If you watched NBC’s coverage of the closing, you would note that it often dragged and felt unfocused, had way too many commercials and obvious cut-aways mid-event. You would have seen WAY too much of some bland fashion presentation and a heavy focus on the late 90’s pop girl group Spice Girls. We also got the mediocre Taio Cruz and Katy Perry-alike Jessie J (listen to her hit song and tell me it isn’t basically a Katy Perry song with a better singer). It felt like those few things lasted nearly an hour and took away too much time for other more important stuff.

So what did we miss? Here are a few items:
– The marathon, which is one of my favorite events and one of the last, has the medal ceremony during the closing. We didn’t get to see it.
– Kate Bush’s iconic ‘Running Up That Hill’ was set to a massive sequence with 303 cubes representing every Olympic event in what looks like a stunning spectacle.
– As expected in the America-only coverage, the spot with the British National Anthem was cut.
– Also as expected, a British dance and gymnastic team performing along with the Beatles’ legendary ‘A Day in the Life’.
– The Kink’s Ray Davies singing Waterloo Sunset was cut. This is the leader of one of the main groups of the British Invasion nearly 60 years ago. Maybe if it was a song about the US rather than London it could have been shown?
– The Who, legendary rockers that NBC plastered all over the place promoting the closing ceremonies, were cut. Ok, not REALLY cut, more like ‘deferred’. Despite having the video to edit and knowing the time, The Who somehow couldn’t make it within the normal coverage and had to be shown … AFTER THE BREAK! Yeah right! We know the real reason was that ‘the break’ was a dismal pilot for a crappy new show, and this was the only way to pull viewers! It is a sad and cynical thing and shame on NBC for doing it.
– And finally, while I don’t like the song, NOT showing Muse doing their ‘Olympic Theme’ is simply unforgivable.

I honestly don’t think that NBC could have done any worse with their coverage if they had tried, not even counting how dreadful it was every time Ryan Seacrest was on screen. Globally so many other broadcast companies – most notably CTV from Canada and the BBC from the UK – did SO much better and at a much lower cost that it is embarassing to be stuck watching NBC. Which of course we were, since ironically government deregulation has allowed for greater levels of blocking and censorship … but on the part of corporations now.

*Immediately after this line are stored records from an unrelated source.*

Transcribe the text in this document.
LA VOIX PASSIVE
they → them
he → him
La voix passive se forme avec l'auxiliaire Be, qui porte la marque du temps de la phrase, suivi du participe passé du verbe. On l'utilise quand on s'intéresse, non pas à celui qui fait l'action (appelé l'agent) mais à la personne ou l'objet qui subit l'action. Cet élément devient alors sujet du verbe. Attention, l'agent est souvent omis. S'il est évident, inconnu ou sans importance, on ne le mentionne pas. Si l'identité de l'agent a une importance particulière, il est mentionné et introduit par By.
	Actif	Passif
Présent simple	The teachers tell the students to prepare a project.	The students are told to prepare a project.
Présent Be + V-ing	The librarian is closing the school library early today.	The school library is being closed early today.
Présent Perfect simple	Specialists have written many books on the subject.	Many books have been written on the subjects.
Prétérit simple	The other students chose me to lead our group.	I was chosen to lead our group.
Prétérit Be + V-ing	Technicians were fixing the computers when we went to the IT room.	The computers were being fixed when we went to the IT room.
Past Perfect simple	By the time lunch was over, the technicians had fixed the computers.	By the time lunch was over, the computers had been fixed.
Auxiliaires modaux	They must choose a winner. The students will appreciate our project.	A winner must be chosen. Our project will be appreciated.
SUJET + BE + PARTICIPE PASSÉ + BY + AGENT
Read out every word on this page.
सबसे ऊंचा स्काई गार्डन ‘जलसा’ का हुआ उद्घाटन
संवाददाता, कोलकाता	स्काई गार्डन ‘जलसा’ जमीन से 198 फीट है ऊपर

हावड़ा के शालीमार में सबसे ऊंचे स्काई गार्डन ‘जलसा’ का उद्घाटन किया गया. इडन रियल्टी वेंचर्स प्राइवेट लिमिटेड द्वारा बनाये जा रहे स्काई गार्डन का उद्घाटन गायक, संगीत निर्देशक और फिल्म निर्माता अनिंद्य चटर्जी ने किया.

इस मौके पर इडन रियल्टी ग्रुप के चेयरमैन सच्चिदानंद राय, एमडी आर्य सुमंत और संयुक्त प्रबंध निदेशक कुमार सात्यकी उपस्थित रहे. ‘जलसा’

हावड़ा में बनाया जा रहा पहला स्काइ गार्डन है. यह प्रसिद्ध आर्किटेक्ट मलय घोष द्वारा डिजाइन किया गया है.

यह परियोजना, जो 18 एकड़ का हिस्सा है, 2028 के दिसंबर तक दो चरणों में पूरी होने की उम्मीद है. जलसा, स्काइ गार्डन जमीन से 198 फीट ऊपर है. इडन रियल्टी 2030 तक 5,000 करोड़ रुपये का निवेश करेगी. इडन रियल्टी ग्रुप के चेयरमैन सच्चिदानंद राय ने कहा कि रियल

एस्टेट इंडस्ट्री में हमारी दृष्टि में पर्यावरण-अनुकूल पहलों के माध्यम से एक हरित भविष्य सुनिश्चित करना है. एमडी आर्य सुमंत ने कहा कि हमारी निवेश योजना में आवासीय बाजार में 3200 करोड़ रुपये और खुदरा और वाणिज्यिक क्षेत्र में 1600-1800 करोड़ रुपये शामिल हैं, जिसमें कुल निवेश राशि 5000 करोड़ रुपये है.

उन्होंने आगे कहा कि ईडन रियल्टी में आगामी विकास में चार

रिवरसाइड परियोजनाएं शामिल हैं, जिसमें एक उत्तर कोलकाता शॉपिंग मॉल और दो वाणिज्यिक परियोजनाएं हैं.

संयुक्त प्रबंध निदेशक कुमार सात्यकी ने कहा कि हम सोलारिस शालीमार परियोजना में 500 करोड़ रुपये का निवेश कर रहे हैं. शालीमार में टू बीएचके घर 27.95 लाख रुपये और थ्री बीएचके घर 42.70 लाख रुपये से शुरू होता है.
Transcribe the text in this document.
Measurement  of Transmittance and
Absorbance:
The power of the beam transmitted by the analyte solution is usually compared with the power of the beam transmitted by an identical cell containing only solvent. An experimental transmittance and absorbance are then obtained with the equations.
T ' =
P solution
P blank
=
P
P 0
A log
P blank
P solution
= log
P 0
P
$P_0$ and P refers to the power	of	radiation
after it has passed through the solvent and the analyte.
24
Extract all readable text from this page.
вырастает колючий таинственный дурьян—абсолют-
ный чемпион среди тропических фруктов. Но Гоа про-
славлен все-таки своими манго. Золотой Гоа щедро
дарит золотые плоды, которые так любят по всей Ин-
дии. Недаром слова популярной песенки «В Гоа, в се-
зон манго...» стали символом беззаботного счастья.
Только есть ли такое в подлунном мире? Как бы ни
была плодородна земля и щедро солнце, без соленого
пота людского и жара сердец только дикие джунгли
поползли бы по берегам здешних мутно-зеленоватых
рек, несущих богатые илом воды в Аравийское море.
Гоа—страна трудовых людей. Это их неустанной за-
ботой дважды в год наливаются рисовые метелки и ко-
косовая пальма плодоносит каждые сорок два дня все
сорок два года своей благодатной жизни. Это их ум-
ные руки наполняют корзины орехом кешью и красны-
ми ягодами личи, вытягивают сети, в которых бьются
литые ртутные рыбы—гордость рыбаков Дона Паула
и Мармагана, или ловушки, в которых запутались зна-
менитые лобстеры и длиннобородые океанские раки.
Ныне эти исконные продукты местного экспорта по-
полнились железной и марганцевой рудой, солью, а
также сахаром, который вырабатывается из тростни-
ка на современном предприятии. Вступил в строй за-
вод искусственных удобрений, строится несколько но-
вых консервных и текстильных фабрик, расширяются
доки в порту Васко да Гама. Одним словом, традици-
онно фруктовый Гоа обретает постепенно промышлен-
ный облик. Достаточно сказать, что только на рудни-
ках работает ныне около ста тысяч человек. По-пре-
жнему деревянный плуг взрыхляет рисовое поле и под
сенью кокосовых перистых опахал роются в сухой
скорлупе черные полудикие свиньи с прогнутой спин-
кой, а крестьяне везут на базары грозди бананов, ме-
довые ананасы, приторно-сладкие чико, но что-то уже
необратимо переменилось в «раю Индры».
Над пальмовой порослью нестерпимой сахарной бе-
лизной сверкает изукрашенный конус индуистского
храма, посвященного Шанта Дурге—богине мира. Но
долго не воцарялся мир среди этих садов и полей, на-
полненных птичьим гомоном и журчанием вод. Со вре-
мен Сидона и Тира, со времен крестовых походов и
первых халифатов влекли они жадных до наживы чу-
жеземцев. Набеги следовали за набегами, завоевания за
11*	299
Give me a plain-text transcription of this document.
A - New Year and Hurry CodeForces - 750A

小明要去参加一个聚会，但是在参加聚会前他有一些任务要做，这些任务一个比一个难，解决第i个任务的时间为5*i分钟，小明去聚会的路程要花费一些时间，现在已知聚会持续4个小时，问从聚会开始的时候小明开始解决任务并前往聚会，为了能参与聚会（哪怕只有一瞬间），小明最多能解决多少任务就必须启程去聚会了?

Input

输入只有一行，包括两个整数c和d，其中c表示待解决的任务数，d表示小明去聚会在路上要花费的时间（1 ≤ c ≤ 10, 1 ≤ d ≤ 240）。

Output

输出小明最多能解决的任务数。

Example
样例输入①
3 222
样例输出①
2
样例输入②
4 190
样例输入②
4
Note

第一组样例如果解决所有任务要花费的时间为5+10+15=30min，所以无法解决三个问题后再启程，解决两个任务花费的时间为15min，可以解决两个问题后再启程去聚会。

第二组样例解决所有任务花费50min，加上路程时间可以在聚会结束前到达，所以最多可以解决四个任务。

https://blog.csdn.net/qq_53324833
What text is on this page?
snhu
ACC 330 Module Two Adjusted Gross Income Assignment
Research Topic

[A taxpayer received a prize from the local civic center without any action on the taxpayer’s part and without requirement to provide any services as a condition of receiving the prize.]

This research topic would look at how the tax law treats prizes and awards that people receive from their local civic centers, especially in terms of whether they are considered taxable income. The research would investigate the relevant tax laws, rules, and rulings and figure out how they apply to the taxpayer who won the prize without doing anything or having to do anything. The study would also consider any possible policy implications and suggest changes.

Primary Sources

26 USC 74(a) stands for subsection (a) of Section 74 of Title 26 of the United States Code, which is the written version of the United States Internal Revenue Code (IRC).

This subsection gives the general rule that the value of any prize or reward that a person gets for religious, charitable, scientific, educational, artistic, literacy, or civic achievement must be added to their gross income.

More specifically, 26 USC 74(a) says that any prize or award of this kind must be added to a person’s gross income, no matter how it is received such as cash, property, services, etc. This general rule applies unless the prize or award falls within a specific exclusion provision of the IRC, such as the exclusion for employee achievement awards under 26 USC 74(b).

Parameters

Gawker and Deadspin have put together clips from all of the omissions on their sites. Check them out … but note that the #NBCFail is an ACTIVE failure – they didn’t just ineptly edit stuff, they are now going around trying to BLOCK people from seeing it! As noted:

Note: We were forced to severely edit these clips down. That’s unfortunate, because as of this writing there is no way for U.S. viewers to see what NBC refuses to show them. We encourage you to look around for the full-length versions.

Categories: News, Rants and Raves

3 replies

  1. News isn’t handled differently – for years they have had what they call “news breaks” that are really teasers for the news show that give you absolutely ZERO content. Idiotic to call it news. This is one of the reasons why I stopped watching network television years ago and gave up cable altogether 2 years ago.

  2. They showed us what we want – what we really, really want.

    The closing ceremonies did seem terrible – I spent most of them trying to explain what was going on to my somewhat deaf mother-in-law. Then I saw (on iTunes) the soundtrack for the ceremonies on Monday and realized that there was a lot of good stuff we missed. (I did not watch what looked like the terrible show that followed – a bad Scrubs with animals, it looked like – so missed The Who completely.)